El Programa Ronda do Quarteirão
El modelo de policía comunitaria desarrollado em Ceará será el denominado como Programa Ronda do Quarteirão, llevado a cabo por el gobernador Cid Ferreira Gomes en el año 2007. Esta política pública poseerá ciertos elementos característicos de los modelos comunitarios de policía, entre los que se pueden destacar (Proyecto Ronda do Quarteirão 2008 y 2010): (1) Actuar principalmente en los crímenes de menor potencial ofensivo, con una clara vertiente preventiva; (2) Promover la ciudadanía mediante la participación de las comunidades en el diagnóstico, análisis y solución de los problemas de seguridad; (3) Uso legal y proporcional de la fuerza respetando los Derechos Humanos; (4) Interacción con las comunidades a través de visitas a hogares, escuelas…; (5) Permanencia del mismo equipo policial en cada comunidad, mejorando la confianza perdida por el sistema policial tradicional.

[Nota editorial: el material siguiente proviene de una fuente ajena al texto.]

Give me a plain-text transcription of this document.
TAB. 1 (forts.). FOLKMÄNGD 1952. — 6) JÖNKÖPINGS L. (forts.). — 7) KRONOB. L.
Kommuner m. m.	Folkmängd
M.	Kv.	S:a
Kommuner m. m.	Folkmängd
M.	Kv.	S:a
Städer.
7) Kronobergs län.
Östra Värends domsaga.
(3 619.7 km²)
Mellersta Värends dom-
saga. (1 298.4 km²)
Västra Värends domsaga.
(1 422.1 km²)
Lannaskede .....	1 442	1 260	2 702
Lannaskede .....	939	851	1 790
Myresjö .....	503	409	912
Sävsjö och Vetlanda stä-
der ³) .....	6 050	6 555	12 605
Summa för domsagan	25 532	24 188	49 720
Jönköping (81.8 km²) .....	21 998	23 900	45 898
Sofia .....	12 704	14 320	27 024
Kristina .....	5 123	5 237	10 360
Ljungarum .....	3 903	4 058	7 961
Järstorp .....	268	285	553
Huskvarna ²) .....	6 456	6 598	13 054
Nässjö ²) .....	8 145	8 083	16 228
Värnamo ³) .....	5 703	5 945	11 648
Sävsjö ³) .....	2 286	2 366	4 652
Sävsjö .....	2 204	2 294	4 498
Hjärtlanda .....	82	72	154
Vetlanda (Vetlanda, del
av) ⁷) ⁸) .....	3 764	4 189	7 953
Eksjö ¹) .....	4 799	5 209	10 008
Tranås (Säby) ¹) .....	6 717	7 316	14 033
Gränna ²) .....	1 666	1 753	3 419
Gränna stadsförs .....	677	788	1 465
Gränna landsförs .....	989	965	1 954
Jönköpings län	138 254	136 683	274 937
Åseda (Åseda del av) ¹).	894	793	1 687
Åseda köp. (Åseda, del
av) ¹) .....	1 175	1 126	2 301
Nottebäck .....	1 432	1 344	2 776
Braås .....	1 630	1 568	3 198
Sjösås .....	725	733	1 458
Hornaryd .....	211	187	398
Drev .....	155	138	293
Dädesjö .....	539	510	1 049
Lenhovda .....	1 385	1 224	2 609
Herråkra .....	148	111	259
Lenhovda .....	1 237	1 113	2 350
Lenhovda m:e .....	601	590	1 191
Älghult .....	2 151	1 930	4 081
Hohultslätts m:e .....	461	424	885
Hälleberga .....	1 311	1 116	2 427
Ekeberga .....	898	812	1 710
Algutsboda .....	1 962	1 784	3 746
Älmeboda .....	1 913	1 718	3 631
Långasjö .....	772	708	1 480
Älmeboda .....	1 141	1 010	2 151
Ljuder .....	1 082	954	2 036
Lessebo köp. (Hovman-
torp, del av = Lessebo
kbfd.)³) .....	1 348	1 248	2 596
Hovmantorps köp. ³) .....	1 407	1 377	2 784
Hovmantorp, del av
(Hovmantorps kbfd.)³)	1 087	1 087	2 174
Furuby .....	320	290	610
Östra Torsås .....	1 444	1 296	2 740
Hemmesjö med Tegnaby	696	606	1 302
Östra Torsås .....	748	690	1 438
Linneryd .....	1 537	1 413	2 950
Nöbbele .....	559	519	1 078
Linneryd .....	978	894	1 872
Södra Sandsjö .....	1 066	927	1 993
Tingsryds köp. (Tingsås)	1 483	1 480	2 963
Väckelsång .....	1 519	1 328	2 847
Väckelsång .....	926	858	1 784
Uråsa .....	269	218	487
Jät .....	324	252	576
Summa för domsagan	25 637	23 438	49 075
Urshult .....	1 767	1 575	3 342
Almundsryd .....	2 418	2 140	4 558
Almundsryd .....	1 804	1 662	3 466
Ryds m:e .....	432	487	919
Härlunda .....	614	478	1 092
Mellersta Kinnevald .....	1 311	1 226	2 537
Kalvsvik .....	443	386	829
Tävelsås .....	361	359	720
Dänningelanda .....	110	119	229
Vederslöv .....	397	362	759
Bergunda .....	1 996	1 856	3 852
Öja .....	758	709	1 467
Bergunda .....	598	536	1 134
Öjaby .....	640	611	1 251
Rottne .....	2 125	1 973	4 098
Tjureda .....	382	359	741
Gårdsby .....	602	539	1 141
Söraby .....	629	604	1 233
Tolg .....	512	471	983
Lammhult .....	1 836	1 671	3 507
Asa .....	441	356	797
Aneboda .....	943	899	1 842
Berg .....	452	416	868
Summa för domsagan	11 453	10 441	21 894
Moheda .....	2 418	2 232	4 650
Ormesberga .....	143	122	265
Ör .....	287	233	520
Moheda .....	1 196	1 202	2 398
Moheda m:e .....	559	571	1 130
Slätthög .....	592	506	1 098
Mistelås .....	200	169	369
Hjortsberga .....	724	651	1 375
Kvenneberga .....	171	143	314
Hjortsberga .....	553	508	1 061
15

De este modo, lo que se pretende con este trabajo es poner en valor la necesidad de avanzar hacia la implementación de la seguridad ciudadana como elemento vertebrador de las políticas públicas llevadas a cabo por los diferentes estados. Todo ello, tomando como referencia los modelos de policía comunitaria y su clara aproximación a dicho concepto. Siendo ejemplificado con el caso del Programa Ronda do Quarteirão en el estado brasileño de Ceará.